Since we have room for just 50 firms on the Power List, you’ll see many more worthy agencies on this year’s Honor Roll that includes cannabis, tech, finance, real estate, visual arts, performing arts, food and spirits, travel and hospitality and architecture and design. It’s our way of acknowledging great work across categories.

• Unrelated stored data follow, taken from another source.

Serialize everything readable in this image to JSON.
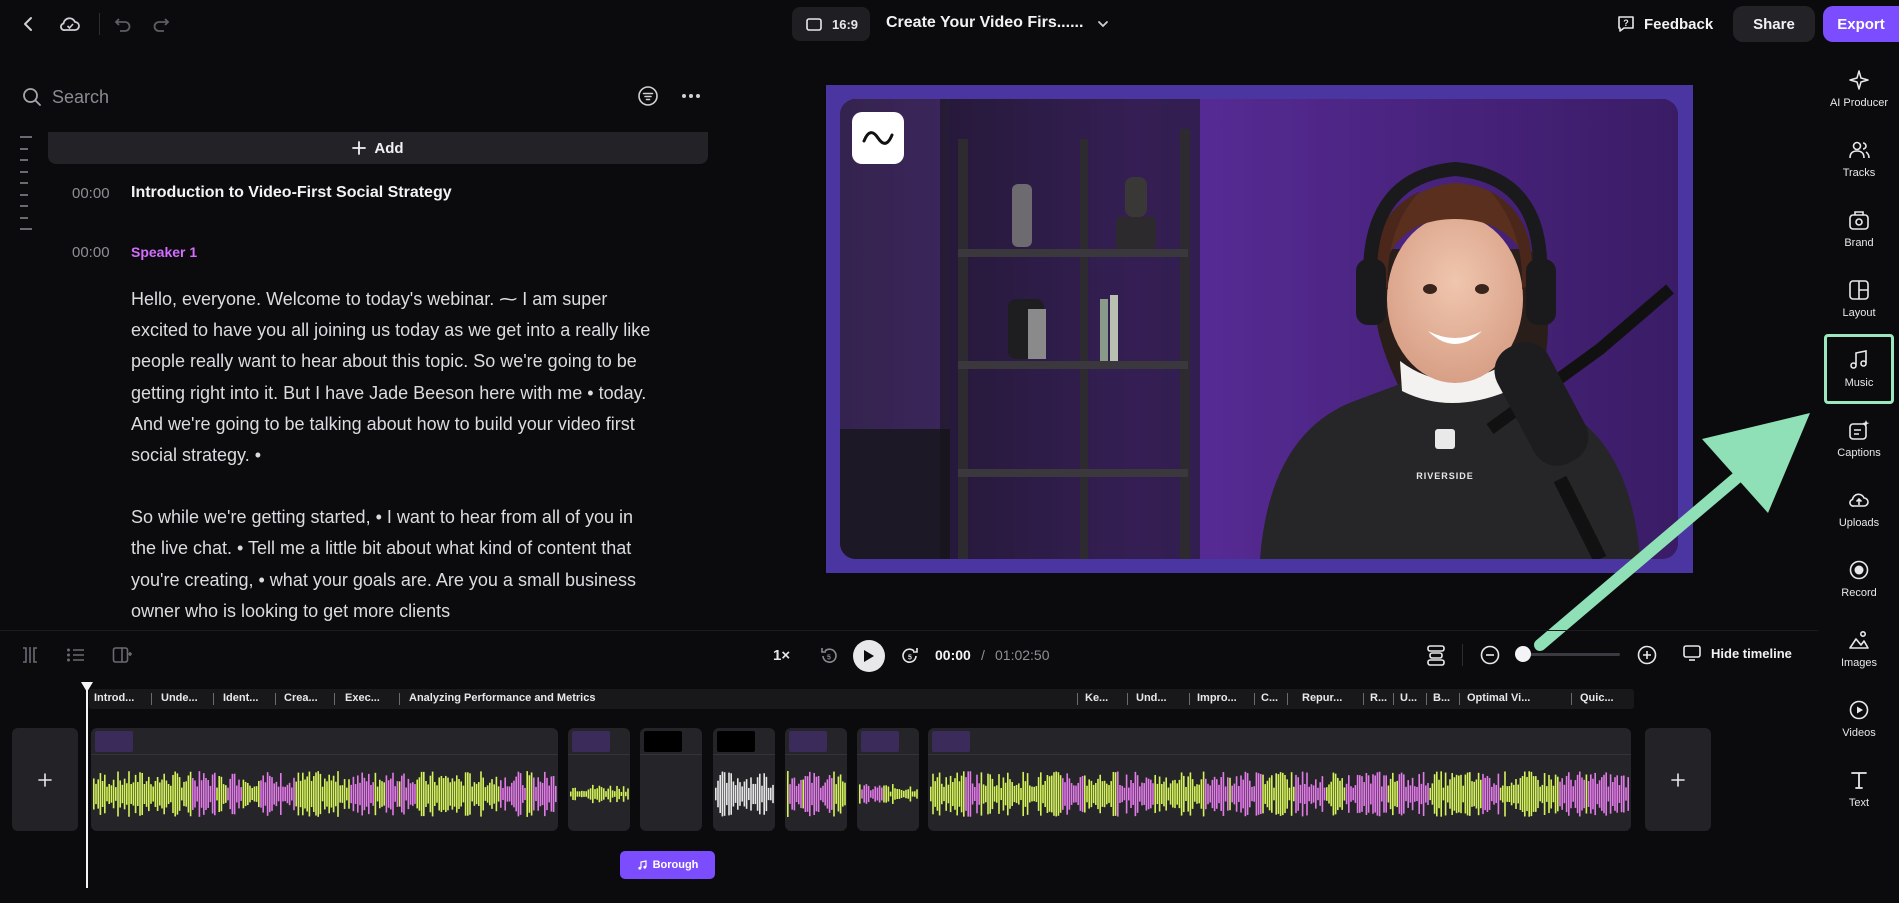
{
  "header": {
    "aspect_ratio": "16:9",
    "title": "Create Your Video Firs......",
    "feedback_label": "Feedback",
    "share_label": "Share",
    "export_label": "Export"
  },
  "transcript": {
    "search_placeholder": "Search",
    "add_label": "Add",
    "chapter_time": "00:00",
    "chapter_title": "Introduction to Video-First Social Strategy",
    "speaker_time": "00:00",
    "speaker": "Speaker 1",
    "paragraph_1": "Hello, everyone. Welcome to today's webinar. ⁓ I am super excited to have you all joining us today as we get into a really like people really want to hear about this topic. So we're going to be getting right into it. But I have Jade Beeson here with me • today. And we're going to be talking about how to build your video first social strategy. •",
    "paragraph_2": "So while we're getting started, • I want to hear from all of you in the live chat. • Tell me a little bit about what kind of content that you're creating, • what your goals are. Are you a small business owner who is looking to get more clients"
  },
  "preview": {
    "shirt_text": "RIVERSIDE"
  },
  "rail": {
    "items": [
      {
        "label": "AI Producer",
        "icon": "sparkle-icon"
      },
      {
        "label": "Tracks",
        "icon": "people-icon"
      },
      {
        "label": "Brand",
        "icon": "brand-kit-icon"
      },
      {
        "label": "Layout",
        "icon": "layout-icon"
      },
      {
        "label": "Music",
        "icon": "music-note-icon",
        "active": true
      },
      {
        "label": "Captions",
        "icon": "captions-icon"
      },
      {
        "label": "Uploads",
        "icon": "upload-cloud-icon"
      },
      {
        "label": "Record",
        "icon": "record-icon"
      },
      {
        "label": "Images",
        "icon": "image-icon"
      },
      {
        "label": "Videos",
        "icon": "play-circle-icon"
      },
      {
        "label": "Text",
        "icon": "text-icon"
      }
    ]
  },
  "controls": {
    "speed": "1×",
    "time_current": "00:00",
    "time_separator": "/",
    "time_total": "01:02:50",
    "hide_timeline_label": "Hide timeline",
    "zoom_level": 0
  },
  "timeline": {
    "chapters": [
      "Introd...",
      "Unde...",
      "Ident...",
      "Crea...",
      "Exec...",
      "Analyzing Performance and Metrics",
      "Ke...",
      "Und...",
      "Impro...",
      "C...",
      "Repur...",
      "R...",
      "U...",
      "B...",
      "Optimal Vi...",
      "Quic..."
    ],
    "music_clip_label": "Borough",
    "colors": {
      "waveform_main": "#d4f25a",
      "waveform_alt": "#e27ae8",
      "waveform_white": "#e6e6e6",
      "accent": "#7c4dff"
    }
  }
}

You’ll also meet 2019’s Rising Stars, 15 young PR pros to watch (but please, not poach). And so…. drum roll…………
1. Finn Partners
Last Year’s List: 3
Leadership: Peter Finn, founding managing partner
More, more, more, went the old disco tune. Peter Finn and his global crew should crank it up and have a twirl. The eight-year-old firm just had its best year, with stratospheric growth in financial services (100%), health (40%) and digital (60%). Revenue’s up to $115 million. Though NYC’s the mothership, nonstop acquisitions—in Hong Kong, London, Shanghai, Boston and NYC—added boots on the ground. The work has followed, with category-dominating campaigns in travel (British Airways, Crystal Cruises, Turkey, KLM), arts/culture (Netflix, the Guggenheim, Qatar Museum, Museum of Natural History, the Getty), tech (Logitech, 2KGames, Brother, TiVo), health (GSK, St. Jude’s Children’s Research Hospital, Blue Cross Blue Shield of Michigan) and God knows what else. For firing on all cylinders, across categories, wherever it plants a flag, Finn Partners is our agency of the year.
2. Berlin Rosen
Last Year’s List: 1
Leadership: Valerie Berlin and Jonathan Rosen, principals and co-founders
A few firms on this list feel unstoppable. Berlin Rosen’s one of them. Last year’s #1 agency grew every possible way in 2019, from headcount (182, up from 144 last year) and revenue to space (it now occupies 24,500-square-feet in NYC) and service offerings. Same with clients—it ruled in politics, real estate, arts, and tech. We’d be here all day if we called out this year’s greatest hits—the firm’s got 450+ clients—so here’s a slice: the high-profile national bus tour for gender-equity org Supermajority; Disney’s new Hudson Square campus; GPI Companies and Virgin Hyperloop, out of Berlin Rosen’s burgeoning LA office; Bloomberg Media, Samsung and Virginia Tech; the Public Theater and Brooklyn Public Library. The scaling back of Google’s massive Sidewalk Labs project in Toronto was a rare retreat for the firm. Bonus: Berlin Rosen launched a full-service advertising operation in 2019. Trad agencies, time to get nervous.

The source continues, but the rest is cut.